No entanto, em 2018, a Assembleia Legislativa do Estado do Rio de Janeiro (Alerj) recebeu uma série de denúncias sobre irregularidades na coleta de esgoto pela empresa. De acordo com as denúncias, disse a Alerj, a companhia usaria a rede pluvial no lugar de uma rede específica. Segundo a Comissão de Defesa do Meio Ambiente (CDMA) da Casa, a utilização da rede pluvial é um grave descumprimento do contrato de concessão. A Alerj e a Câmara Municipal de Nova Friburgo foram questionadas sobre a resolução dos casos, mas não obteve resposta até o fechamento desta matéria.

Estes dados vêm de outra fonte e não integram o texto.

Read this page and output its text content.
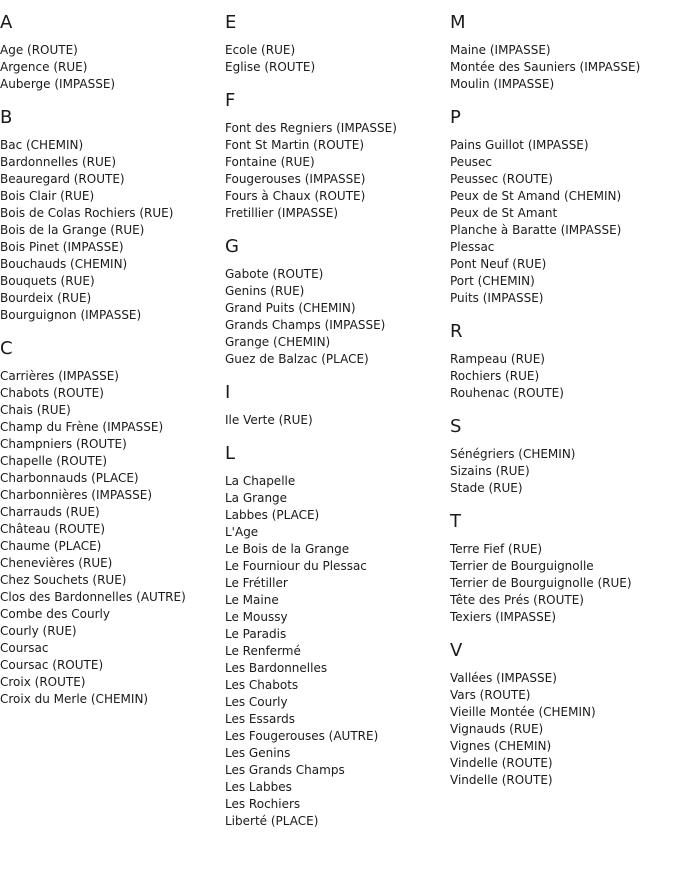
A
Age (ROUTE)
Argence (RUE)
Auberge (IMPASSE)
B
Bac (CHEMIN)
Bardonnelles (RUE)
Beauregard (ROUTE)
Bois Clair (RUE)
Bois de Colas Rochiers (RUE)
Bois de la Grange (RUE)
Bois Pinet (IMPASSE)
Bouchauds (CHEMIN)
Bouquets (RUE)
Bourdeix (RUE)
Bourguignon (IMPASSE)
C
Carrières (IMPASSE)
Chabots (ROUTE)
Chais (RUE)
Champ du Frène (IMPASSE)
Champniers (ROUTE)
Chapelle (ROUTE)
Charbonnauds (PLACE)
Charbonnières (IMPASSE)
Charrauds (RUE)
Château (ROUTE)
Chaume (PLACE)
Chenevières (RUE)
Chez Souchets (RUE)
Clos des Bardonnelles (AUTRE)
Combe des Courly
Courly (RUE)
Coursac
Coursac (ROUTE)
Croix (ROUTE)
Croix du Merle (CHEMIN)
E
Ecole (RUE)
Eglise (ROUTE)
F
Font des Regniers (IMPASSE)
Font St Martin (ROUTE)
Fontaine (RUE)
Fougerouses (IMPASSE)
Fours à Chaux (ROUTE)
Fretillier (IMPASSE)
G
Gabote (ROUTE)
Genins (RUE)
Grand Puits (CHEMIN)
Grands Champs (IMPASSE)
Grange (CHEMIN)
Guez de Balzac (PLACE)
I
Ile Verte (RUE)
L
La Chapelle
La Grange
Labbes (PLACE)
L'Age
Le Bois de la Grange
Le Fourniour du Plessac
Le Frétiller
Le Maine
Le Moussy
Le Paradis
Le Renfermé
Les Bardonnelles
Les Chabots
Les Courly
Les Essards
Les Fougerouses (AUTRE)
Les Genins
Les Grands Champs
Les Labbes
Les Rochiers
Liberté (PLACE)
M
Maine (IMPASSE)
Montée des Sauniers (IMPASSE)
Moulin (IMPASSE)
P
Pains Guillot (IMPASSE)
Peusec
Peussec (ROUTE)
Peux de St Amand (CHEMIN)
Peux de St Amant
Planche à Baratte (IMPASSE)
Plessac
Pont Neuf (RUE)
Port (CHEMIN)
Puits (IMPASSE)
R
Rampeau (RUE)
Rochiers (RUE)
Rouhenac (ROUTE)
S
Sénégriers (CHEMIN)
Sizains (RUE)
Stade (RUE)
T
Terre Fief (RUE)
Terrier de Bourguignolle
Terrier de Bourguignolle (RUE)
Tête des Prés (ROUTE)
Texiers (IMPASSE)
V
Vallées (IMPASSE)
Vars (ROUTE)
Vieille Montée (CHEMIN)
Vignauds (RUE)
Vignes (CHEMIN)
Vindelle (ROUTE)
Vindelle (ROUTE)
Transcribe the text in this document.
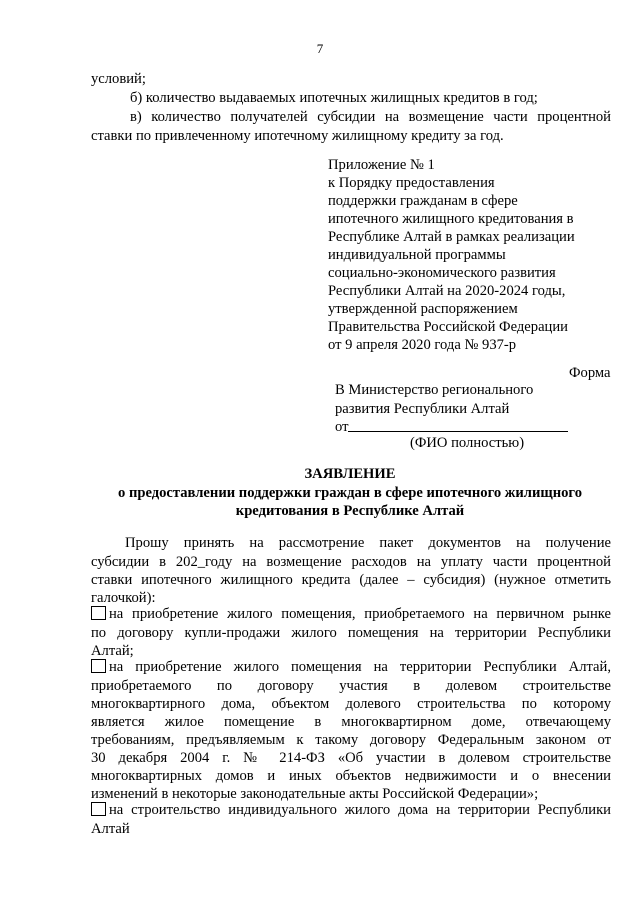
7
условий;
б) количество выдаваемых ипотечных жилищных кредитов в год;
в) количество получателей субсидии на возмещение части процентной
ставки по привлеченному ипотечному жилищному кредиту за год.
Приложение № 1
к Порядку предоставления
поддержки гражданам в сфере
ипотечного жилищного кредитования в
Республике Алтай в рамках реализации
индивидуальной программы
социально-экономического развития
Республики Алтай на 2020-2024 годы,
утвержденной распоряжением
Правительства Российской Федерации
от 9 апреля 2020 года № 937-р
Форма
В Министерство регионального
развития Республики Алтай
от
(ФИО полностью)
ЗАЯВЛЕНИЕ
о предоставлении поддержки граждан в сфере ипотечного жилищного
кредитования в Республике Алтай
Прошу принять на рассмотрение пакет документов на получение
субсидии в 202_году на возмещение расходов на уплату части процентной
ставки ипотечного жилищного кредита (далее – субсидия) (нужное отметить
галочкой):
на приобретение жилого помещения, приобретаемого на первичном рынке
по договору купли-продажи жилого помещения на территории Республики
Алтай;
на приобретение жилого помещения на территории Республики Алтай,
приобретаемого по договору участия в долевом строительстве
многоквартирного дома, объектом долевого строительства по которому
является жилое помещение в многоквартирном доме, отвечающему
требованиям, предъявляемым к такому договору Федеральным законом от
30 декабря 2004 г. № 214-ФЗ «Об участии в долевом строительстве
многоквартирных домов и иных объектов недвижимости и о внесении
изменений в некоторые законодательные акты Российской Федерации»;
на строительство индивидуального жилого дома на территории Республики
Алтай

Relator: declaração de Braga é “irresponsável”
Ouvido por CartaCapital, o deputado Geninho Zuliani (DEM-SP), relator do projeto, classificou a avaliação de Glauber Braga como “precoce e irresponsável”.
“Eu não sei de onde que o deputado tirou essas informações, é muito precoce e irresponsável a declaração de que vai haver aumento. Porque, no fundo, as agências reguladoras funcionam para isso. A taxa de água e esgoto tem que ser justa e módica. Então, afirmar isso, nessa altura do campeonato, sem o relatório pronto, é, no mínimo, irresponsável”, diz Zuliani. “A situação que está, com 100 milhões de brasileiros sem acesso a esgoto, talvez não preocupe a ele, mas preocupa muito a mim.”
Segundo o parlamentar, a classificação do sistema tarifário é um dos pontos mais controversos, pois há casas que não têm hidrômetro e, portanto, municípios que não têm como medir o consumo acabam aplicando taxas mínimas ou dispensando a cobrança. Ele pediu um levantamento a entidades para investigar esses casos. Zuliani argumenta que, para universalizar o saneamento básico, é preciso investir 600 bilhões de reais. A ideia é basear o projeto em três pilares: investimento, concorrência e regulação.
“Esse dinheiro todo que nós precisamos só pode vir do mercado financeiro, do setor privado, de financiamentos, isso é um fato. Sobre a concorrência, é ela que traz o melhor preço, a qualidade e a eficiência. E no caso da regulação, não existe bom contrato de concessão, nem de programa, nem de terceirização ou PPP, se não tiver uma agência reguladora que vai fiscalizar os contratos e tomar decisões sobre a questão tarifária.”